‏ 2 Chronicles 16:4

Asa vraagt hulp van de koning van Syrië

In dit hoofdstuk hebben we de droevige afloop van de geschiedenis van Asa. Na grote geloofsmoed aan de dag te hebben gelegd faalt Asa in een nieuwe beproeving. Het begint met de bouw van Rama door Baësa, de koning van Israël (2Kr 16:1). Rama moet een scheidingsstad tussen de broedervolken worden. Baësa, de koning van het tienstammenrijk, wil voorkomen dat zijn onderdanen overlopen naar het rijk van Asa. Hij is het beeld van de naamchristen die elke activiteit die gericht is op het dienen van God in de kiem wil smoren omdat hij door zulke activiteiten zijn eigen gezag en invloed verliest.

Asa zoekt hierover niet het aangezicht van de HEERE, maar zoekt zijn steun bij Benhadad, de koning van Syrië (2Kr 16:2-3). Deze steun koopt hij en het geld ervoor haalt hij uit de schatkamers van het huis van de HEERE. Daarmee maakt hij in één klap zijn eigen toewijding (2Kr 15:18) en de van de HEERE verkregen zegen (2Kr 14:13-14) ongedaan.

Zijn tactiek lijkt succes te hebben. Benhadad keert zich nu tegen Israël en neemt daarvan steden in bezit (2Kr 16:4), wat er vervolgens toe leidt dat Baësa zijn bouwactiviteiten staakt (2Kr 16:5). Asa verovert gebied en gebruikt de materialen van Baësa om zijn eigen steden te versterken (2Kr 16:6). Maar de schatten die hij uit het huis van de HEERE heeft gehaald en heeft weggegeven, krijgt hij niet terug!

Zo kan het gebeuren dat dingen van de wereld ingang krijgen in de gemeente en dat de leden van de gemeente dat zien als een bewijs van zegen. De geestelijke rijkdom gaat in deze activiteiten echter verloren. Het begin van de zonde is als het binnenstromen van het water door een gat in de dijk: naarmate het water door het gat stroomt, wordt het gat groter en de stroom steeds sterker. We zien dat bij Asa in de volgende verzen. Asa verwerpt de profeet die naar hem toe komt en hij verwerpt ook hen die het met de profeet eens zijn (2Kr 16:10). Ten slotte zoekt hij in zijn ziekte niet de HEERE, maar de geneesheren (2Kr 16:12).

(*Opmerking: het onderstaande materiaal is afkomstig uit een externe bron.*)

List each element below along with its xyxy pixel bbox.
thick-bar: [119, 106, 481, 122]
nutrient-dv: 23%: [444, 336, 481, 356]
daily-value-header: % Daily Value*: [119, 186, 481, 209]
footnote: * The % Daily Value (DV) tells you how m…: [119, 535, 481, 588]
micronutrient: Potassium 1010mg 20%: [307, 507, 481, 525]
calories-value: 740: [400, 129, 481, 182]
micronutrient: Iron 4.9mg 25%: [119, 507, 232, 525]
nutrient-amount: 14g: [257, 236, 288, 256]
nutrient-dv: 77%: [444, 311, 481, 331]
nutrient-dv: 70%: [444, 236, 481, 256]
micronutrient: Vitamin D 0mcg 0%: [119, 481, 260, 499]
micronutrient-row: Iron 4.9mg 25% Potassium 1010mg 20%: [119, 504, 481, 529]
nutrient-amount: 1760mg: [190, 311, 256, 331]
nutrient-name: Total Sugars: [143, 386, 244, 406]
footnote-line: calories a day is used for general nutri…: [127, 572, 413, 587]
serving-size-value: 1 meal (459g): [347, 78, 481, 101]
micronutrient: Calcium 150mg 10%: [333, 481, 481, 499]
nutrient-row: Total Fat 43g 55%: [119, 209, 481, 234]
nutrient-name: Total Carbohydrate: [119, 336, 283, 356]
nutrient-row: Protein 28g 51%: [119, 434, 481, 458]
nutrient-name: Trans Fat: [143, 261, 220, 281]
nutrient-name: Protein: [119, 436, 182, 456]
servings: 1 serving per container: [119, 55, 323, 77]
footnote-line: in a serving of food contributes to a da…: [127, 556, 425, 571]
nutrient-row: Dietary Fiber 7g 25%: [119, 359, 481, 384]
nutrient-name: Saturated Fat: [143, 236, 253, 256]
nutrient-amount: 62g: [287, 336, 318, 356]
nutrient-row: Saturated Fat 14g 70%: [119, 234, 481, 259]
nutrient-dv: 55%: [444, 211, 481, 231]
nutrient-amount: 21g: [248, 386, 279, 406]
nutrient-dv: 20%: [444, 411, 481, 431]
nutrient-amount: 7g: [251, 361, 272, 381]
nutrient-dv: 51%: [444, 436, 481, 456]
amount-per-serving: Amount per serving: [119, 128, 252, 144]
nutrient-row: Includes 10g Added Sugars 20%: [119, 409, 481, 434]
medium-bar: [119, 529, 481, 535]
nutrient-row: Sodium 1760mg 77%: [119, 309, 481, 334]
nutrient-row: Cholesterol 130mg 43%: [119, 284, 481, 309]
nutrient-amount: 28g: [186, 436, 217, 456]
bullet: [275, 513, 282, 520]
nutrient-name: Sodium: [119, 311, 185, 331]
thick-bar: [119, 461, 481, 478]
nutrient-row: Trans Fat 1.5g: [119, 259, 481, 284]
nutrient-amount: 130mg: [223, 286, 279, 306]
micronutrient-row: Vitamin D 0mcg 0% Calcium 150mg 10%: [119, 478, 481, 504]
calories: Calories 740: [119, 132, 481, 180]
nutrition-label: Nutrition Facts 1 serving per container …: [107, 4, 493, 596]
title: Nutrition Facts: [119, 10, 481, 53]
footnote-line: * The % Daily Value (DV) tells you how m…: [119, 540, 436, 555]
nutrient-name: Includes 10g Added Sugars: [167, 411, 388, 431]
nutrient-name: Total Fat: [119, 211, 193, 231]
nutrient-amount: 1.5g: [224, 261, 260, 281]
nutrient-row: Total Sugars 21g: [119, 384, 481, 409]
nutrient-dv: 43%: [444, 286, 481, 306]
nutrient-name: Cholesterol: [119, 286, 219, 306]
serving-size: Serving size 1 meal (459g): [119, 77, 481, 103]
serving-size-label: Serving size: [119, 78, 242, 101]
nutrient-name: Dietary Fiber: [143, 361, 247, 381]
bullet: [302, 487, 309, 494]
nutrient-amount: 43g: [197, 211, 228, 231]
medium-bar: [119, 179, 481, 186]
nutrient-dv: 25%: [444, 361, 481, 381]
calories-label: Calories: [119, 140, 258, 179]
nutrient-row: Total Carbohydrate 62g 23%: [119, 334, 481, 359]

In de laatste vermelding over koning Asa die we in het Oude Testament hebben (Jr 41:9), lezen we wat het begin van zijn afwijking is geweest. We lezen daar over een put “die koning Asa had gemaakt vanwege Baësa, de koning van Israël”. In andere vertalingen staat dat hij deze put heeft gemaakt “uit vrees voor Baësa” (de Engelse Darby vertaling en de Duitse Elberfelder vertaling). Asa heeft een soort schuilkelder gemaakt omdat hij bang is voor Baësa. “Mensenvrees legt [iemand] een valstrik” (Sp 29:25) en in deze valstrik is Asa terechtgekomen.